Spreitzer also criticized the quality of the information Gableman has released so far, such as the suspiciously high voter turnout rates for nursing homes — claims that media organizations have debunked — calling it “cherry-picked (data) at best, and simply wrong at worst.”
Gableman’s office did not return a message seeking comment, and neither did representatives for Vos or Democratic Attorney General Josh Kaul, who is suing Gableman and Vos, arguing they lack authority to force officials to participate in the investigation.
Gableman’s original contract expired at the end of last year, but was extended through the end of this month. It now appears to be nearing a close. Gableman has said recently Vos intends to halt his investigation before the end of April.
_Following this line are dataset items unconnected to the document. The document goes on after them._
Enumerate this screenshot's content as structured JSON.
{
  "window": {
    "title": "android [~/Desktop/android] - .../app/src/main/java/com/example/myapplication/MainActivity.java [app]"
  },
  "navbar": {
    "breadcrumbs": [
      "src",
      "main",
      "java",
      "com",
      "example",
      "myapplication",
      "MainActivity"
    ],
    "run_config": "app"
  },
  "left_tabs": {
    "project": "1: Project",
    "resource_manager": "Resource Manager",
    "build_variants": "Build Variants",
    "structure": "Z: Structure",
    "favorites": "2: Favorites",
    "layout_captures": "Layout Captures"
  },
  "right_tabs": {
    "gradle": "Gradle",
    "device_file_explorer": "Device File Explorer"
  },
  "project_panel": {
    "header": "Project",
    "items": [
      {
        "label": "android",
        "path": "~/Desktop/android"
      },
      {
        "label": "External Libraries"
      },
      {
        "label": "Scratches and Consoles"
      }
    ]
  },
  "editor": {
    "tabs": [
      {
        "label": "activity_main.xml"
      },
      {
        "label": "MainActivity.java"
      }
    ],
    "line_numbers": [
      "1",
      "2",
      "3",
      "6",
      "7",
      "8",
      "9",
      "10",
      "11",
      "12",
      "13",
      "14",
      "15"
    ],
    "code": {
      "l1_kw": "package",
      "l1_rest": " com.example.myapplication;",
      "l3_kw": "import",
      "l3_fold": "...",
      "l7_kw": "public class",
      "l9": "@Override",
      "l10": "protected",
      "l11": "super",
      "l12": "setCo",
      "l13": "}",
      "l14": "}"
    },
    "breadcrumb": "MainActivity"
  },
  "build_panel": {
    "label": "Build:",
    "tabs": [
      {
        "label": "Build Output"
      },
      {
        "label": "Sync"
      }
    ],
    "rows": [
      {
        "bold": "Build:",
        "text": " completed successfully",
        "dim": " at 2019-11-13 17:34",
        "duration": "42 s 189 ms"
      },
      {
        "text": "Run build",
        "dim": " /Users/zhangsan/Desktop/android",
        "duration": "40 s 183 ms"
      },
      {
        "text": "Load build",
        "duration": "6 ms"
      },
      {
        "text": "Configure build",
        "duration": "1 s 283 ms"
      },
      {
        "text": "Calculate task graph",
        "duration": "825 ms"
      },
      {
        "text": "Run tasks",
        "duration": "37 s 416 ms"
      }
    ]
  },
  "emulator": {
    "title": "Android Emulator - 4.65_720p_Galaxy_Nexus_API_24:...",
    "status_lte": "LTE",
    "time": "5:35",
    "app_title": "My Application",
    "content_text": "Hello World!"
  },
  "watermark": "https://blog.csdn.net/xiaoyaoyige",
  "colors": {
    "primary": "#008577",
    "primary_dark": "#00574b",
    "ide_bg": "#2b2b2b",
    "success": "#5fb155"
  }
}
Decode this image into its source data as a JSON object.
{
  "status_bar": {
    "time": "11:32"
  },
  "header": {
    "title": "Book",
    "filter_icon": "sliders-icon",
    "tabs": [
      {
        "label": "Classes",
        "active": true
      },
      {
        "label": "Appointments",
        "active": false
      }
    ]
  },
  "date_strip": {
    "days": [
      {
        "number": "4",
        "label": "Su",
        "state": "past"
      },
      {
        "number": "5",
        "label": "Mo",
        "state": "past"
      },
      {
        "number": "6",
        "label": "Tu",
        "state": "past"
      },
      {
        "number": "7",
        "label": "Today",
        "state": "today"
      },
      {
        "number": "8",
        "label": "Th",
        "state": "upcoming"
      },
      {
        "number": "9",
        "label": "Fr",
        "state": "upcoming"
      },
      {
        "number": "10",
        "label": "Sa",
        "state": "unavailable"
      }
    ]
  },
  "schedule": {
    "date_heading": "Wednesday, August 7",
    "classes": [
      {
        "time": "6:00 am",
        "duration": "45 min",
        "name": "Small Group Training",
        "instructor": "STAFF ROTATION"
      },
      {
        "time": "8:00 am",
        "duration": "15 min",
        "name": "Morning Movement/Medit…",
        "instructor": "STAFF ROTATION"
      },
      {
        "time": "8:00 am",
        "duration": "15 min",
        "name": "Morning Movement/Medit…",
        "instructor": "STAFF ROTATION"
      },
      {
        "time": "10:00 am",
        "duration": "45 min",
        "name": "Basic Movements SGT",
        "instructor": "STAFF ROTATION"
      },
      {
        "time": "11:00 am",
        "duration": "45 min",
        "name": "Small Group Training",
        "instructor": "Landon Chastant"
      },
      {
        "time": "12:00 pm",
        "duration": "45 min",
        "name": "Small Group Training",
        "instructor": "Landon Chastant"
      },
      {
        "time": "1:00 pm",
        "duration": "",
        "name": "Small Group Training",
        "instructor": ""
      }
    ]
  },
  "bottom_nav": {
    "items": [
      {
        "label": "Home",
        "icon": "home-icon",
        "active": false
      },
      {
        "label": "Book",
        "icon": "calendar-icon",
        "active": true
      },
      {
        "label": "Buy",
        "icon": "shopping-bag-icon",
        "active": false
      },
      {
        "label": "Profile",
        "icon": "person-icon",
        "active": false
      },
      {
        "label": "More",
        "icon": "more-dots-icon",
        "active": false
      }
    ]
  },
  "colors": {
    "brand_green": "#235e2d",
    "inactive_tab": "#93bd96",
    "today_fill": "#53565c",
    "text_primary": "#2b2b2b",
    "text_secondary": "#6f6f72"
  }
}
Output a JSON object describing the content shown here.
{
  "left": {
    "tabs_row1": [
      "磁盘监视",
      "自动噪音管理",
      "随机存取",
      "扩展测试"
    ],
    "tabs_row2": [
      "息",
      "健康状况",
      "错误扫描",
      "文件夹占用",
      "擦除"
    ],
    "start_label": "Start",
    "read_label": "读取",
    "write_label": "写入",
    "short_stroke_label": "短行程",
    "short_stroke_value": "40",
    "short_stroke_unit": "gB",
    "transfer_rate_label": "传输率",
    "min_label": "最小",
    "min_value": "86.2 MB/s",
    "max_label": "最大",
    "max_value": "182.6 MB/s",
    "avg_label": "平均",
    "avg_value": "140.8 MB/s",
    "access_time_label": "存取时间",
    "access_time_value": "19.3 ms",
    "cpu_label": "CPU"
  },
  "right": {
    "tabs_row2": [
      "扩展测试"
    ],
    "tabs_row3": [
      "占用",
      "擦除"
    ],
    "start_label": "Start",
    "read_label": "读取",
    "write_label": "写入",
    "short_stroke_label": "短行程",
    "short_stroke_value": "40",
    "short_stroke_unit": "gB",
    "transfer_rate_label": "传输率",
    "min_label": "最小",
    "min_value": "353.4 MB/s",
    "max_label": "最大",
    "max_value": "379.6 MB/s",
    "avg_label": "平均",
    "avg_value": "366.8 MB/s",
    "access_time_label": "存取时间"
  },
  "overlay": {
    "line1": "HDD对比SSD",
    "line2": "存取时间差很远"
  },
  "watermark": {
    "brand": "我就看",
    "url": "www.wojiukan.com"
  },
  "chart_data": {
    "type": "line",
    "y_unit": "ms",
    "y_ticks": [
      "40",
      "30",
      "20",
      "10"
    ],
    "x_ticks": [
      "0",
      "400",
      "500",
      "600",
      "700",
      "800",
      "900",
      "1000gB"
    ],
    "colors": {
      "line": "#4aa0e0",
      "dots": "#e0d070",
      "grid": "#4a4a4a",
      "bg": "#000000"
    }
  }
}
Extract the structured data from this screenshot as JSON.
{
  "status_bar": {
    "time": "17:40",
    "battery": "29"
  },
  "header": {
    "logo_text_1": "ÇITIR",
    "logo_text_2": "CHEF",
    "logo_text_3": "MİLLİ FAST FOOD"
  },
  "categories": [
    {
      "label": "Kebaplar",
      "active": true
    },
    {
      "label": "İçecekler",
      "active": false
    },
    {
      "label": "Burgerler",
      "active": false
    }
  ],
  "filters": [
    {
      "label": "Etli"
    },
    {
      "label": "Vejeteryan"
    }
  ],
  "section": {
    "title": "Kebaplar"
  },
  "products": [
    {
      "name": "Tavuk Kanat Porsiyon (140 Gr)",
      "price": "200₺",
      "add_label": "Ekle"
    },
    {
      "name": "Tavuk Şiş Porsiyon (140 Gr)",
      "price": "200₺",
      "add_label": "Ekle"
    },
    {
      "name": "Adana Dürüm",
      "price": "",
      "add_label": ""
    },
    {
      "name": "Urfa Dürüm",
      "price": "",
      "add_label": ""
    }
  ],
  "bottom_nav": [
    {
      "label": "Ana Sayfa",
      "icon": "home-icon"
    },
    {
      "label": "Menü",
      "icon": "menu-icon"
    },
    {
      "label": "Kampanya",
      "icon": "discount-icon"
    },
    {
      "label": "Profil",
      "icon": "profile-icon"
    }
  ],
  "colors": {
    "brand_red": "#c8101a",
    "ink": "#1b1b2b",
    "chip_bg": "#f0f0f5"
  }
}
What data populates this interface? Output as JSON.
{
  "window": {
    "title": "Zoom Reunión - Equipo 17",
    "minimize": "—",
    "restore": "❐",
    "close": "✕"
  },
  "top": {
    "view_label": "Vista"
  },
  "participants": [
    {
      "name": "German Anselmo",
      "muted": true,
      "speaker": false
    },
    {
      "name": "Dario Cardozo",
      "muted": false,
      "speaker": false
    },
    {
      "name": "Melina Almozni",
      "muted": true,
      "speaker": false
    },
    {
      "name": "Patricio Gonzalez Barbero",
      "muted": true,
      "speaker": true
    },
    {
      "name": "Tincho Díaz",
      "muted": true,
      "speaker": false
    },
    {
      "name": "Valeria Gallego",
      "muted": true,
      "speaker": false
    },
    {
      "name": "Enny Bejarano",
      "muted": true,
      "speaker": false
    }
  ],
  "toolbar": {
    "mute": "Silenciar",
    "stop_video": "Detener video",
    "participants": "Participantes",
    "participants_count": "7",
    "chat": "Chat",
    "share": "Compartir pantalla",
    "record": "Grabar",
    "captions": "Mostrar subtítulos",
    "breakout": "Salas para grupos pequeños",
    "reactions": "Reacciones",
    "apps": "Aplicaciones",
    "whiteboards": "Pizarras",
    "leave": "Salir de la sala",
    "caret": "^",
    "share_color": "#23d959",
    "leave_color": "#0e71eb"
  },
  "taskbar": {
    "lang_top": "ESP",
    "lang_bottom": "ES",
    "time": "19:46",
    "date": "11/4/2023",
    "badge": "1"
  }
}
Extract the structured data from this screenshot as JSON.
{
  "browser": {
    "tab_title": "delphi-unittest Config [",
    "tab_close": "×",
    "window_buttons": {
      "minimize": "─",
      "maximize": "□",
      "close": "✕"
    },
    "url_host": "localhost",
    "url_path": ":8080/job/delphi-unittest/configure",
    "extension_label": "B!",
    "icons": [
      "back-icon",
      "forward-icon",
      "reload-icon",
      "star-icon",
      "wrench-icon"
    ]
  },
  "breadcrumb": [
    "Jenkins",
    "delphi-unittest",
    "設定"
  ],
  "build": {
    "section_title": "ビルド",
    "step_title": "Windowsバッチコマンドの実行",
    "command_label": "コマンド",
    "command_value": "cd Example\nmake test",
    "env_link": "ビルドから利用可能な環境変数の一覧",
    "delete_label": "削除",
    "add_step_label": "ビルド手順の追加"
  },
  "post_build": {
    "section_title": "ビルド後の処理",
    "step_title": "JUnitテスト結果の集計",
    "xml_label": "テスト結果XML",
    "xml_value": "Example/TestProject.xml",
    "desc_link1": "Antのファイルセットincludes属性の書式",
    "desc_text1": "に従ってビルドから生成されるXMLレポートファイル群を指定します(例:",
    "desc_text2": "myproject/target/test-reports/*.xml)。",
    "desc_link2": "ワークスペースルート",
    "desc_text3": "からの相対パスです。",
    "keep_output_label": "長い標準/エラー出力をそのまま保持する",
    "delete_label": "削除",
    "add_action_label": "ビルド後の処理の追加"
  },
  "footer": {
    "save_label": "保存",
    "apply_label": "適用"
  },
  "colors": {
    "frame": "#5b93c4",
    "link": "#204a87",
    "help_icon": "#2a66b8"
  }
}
‘Pro-family’ group shifts to elections
For nearly 25 years, the Thomas More Society was best known for filing anti-abortion and “pro-family” litigation, including representing a California baker who refused to make a cake for a same-sex couple’s wedding.
But in recent years, Kaardal and the Thomas More Society have become central figures in questioning the validity of the 2020 election — pushing theories that judges, audits and other reviews have rejected.
The society’s funding has ballooned as it added election-related litigation to its focus areas. Its financial statement for the 2020 fiscal year, the most recent available, showed $17.4 million in revenue, up from $9.6 million the previous year.
That money has helped Thomas More file lawsuits in multiple states challenging how the 2020 election was administered, with a particular interest in the grant money to local municipalities from the Center for Tech and Civic Life, a Mark Zuckerberg-funded charity.
Among Kaardal’s other election-related lawsuits is a 2020 case against then-Vice President Mike Pence, Congress and others seeking to stop the Electoral College count that was so filled with “baseless fraud allegations and tenuous legal claims” that the judge filed an ethics referral against him. Kaardal declined to comment on the matter, which is still pending.
Last month, as Gableman presented the findings in his interim report to the Assembly Committee on Campaigns and Elections, he complimented Kaardal and the Thomas More Society, saying they had done “very substantial and very wonderful work on behalf of the people of this state.”
Much of what Gableman released last month repackaged previous work from Kaardal and the Thomas More Society, including video interviews with seven of Kaardal’s own clients.
Tom Brejcha, Thomas More’s president, said in an interview that he saw no conflicts of interest with the connections and communications between himself, his law firm and Gableman.
Gableman had shared information with them, he said, but nothing that was confidential.
At one point, Brejcha accused Wisconsin Watch of launching an “attack” on Gableman. “I don’t care to continue this anymore,” he said, and eventually hung up.
Jeff Mandell, a Madison attorney who specializes in election law, said it’s an “unseemly” relationship between entities with different goals.
“There’s certainly a blurring of lines,” he said, “between what’s supposed to be an independent government investigation and private, partisan actors.”
‘Protect people from government’
Kaardal has been a lawyer since the early 1990s and, in his own words, has made a career of suing “to protect the people from the government.”
As the 2020 election neared, Kaardal filed a flurry of lawsuits in multiple states.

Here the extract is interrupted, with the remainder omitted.